Delta and Southeast yields are on the cusp of new regional records. Texas could yet climb to a record yield. Of course, the greenhouse conditions of California will provide excellent yields. However, it should be noted that the California crop is late and behind schedule. However, there is a “world of time” remaining before this crop is harvested. In reality, there are some 8-10 weeks of good weather that must now follow if such a monster crop is to be harvested.
However, Mother Nature does not have a favorable history of offering the cotton grower such a weather pattern. The crop will need another rain event in August and again in September, followed by a near totally dry and warm October. It has happened before in record yield years and could happen again. The Texas Plains will have to successfully fight off any early frost or even abnormally cool night time temperatures. It is not likely, but the fruit is on the plant. Thus, the crop estimate cannot be discounted unless one chooses to know what the weather will actually be.
Growers have had three excellent opportunities to price portions of their anticipated production between 73 and almost 76 cents and between 71 and 73 cents. Those that did are very pleased. Those that did not most likely will find their best alternative will be to fix the basis at harvest and take that as the final price, or to fix the basis at harvest and purchase a 2-3 cent out-of-the-money call option. Those that purchase the call option – the recommended marketing alternative – are hoping for a July futures price increase which most likely would come from some November-January weather event that significantly reduces either the quantity or quality of the 2017 harvest.
Yet, the market could also receive a boost should USDA adjust its world supply demand data base to conform to the call of most analysts, world merchandising firms and cotton producing countries. This places USDA in the center of the bulls eye – a most uncomfortable position, and one they will work overtime to avoid. Yet, historically, such changes are made from time to time and have caused major market moves. The market is more familiar with such changes associated with China. But the cotton world has changed, and more and more are “expecting” changes in the Indian numbers. Yet, attempting to guess what USDA might do is much akin to guessing what the market will do, and rightfully so.
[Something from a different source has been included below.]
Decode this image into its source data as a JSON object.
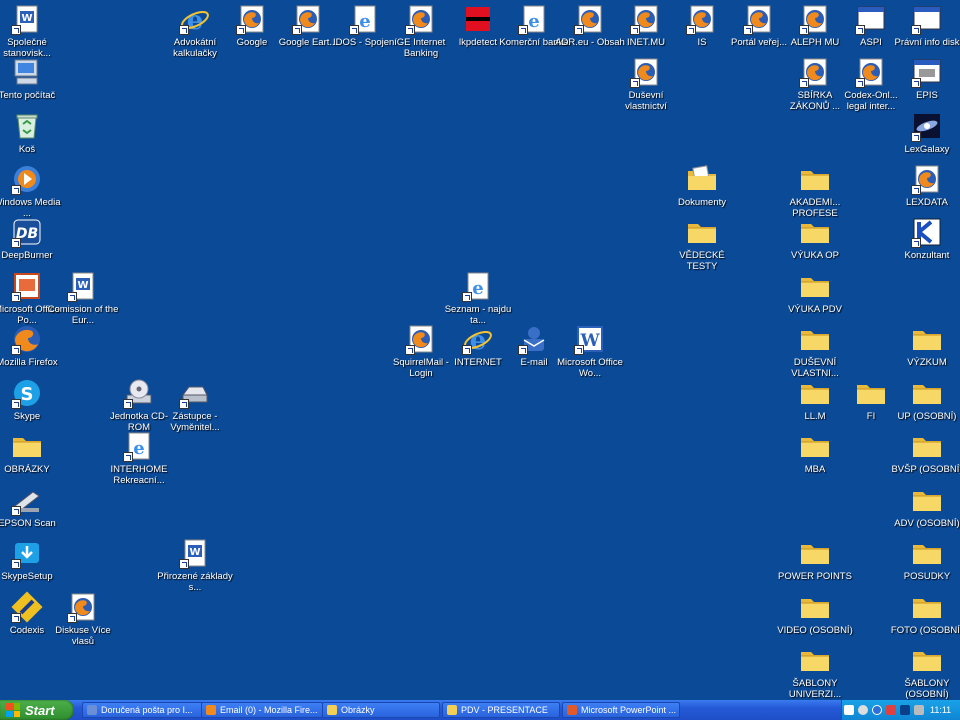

World cotton trade will be more competitive in 2017-18, owing to the increased world crop. However, the success of domestic sales out of the Chinese National Reserve has kept Chinese mills in the market for more imports than projected. This trend is expected to continue, as the Reserve inventory will likely drop to just above 25-26 million bales by the end of this year’s sale at the end of September.
Just as last year, the Reserve will only purchase high quality new crop cotton. Thus, mid to lower quality cottons will compete in the cash market. As Chinese mills purchase these lesser qualities, the need for high quality imports for blending purposes will be enhanced.
The result will be a continued strong demand for Australian, Brazilian, and U.S. growths. While other growths will benefit – Syrian, African, Central Asian and Indian – the primary demand will be from the former countries. Too, since the U.S will have the largest amount of exportable supplies coupled with lack of carry in the market, U.S. basis export offers will tend to be the most competitive available, and U.S. exports will hold between 14.5 and 15.5 million bales, assuming the U.S. harvest is as large as currently forecast.
Thus, until some weather event says otherwise, the market will assume such a crop will be harvested and trade accordingly, between 65 and 69 cents with a bias to move lower.
Near term and long term, including to the 2018 crop, growers should be sellers on any move to 70 cents. Mills should be extremely aggressive buyers (price fixing) on any move to 66 cents and below.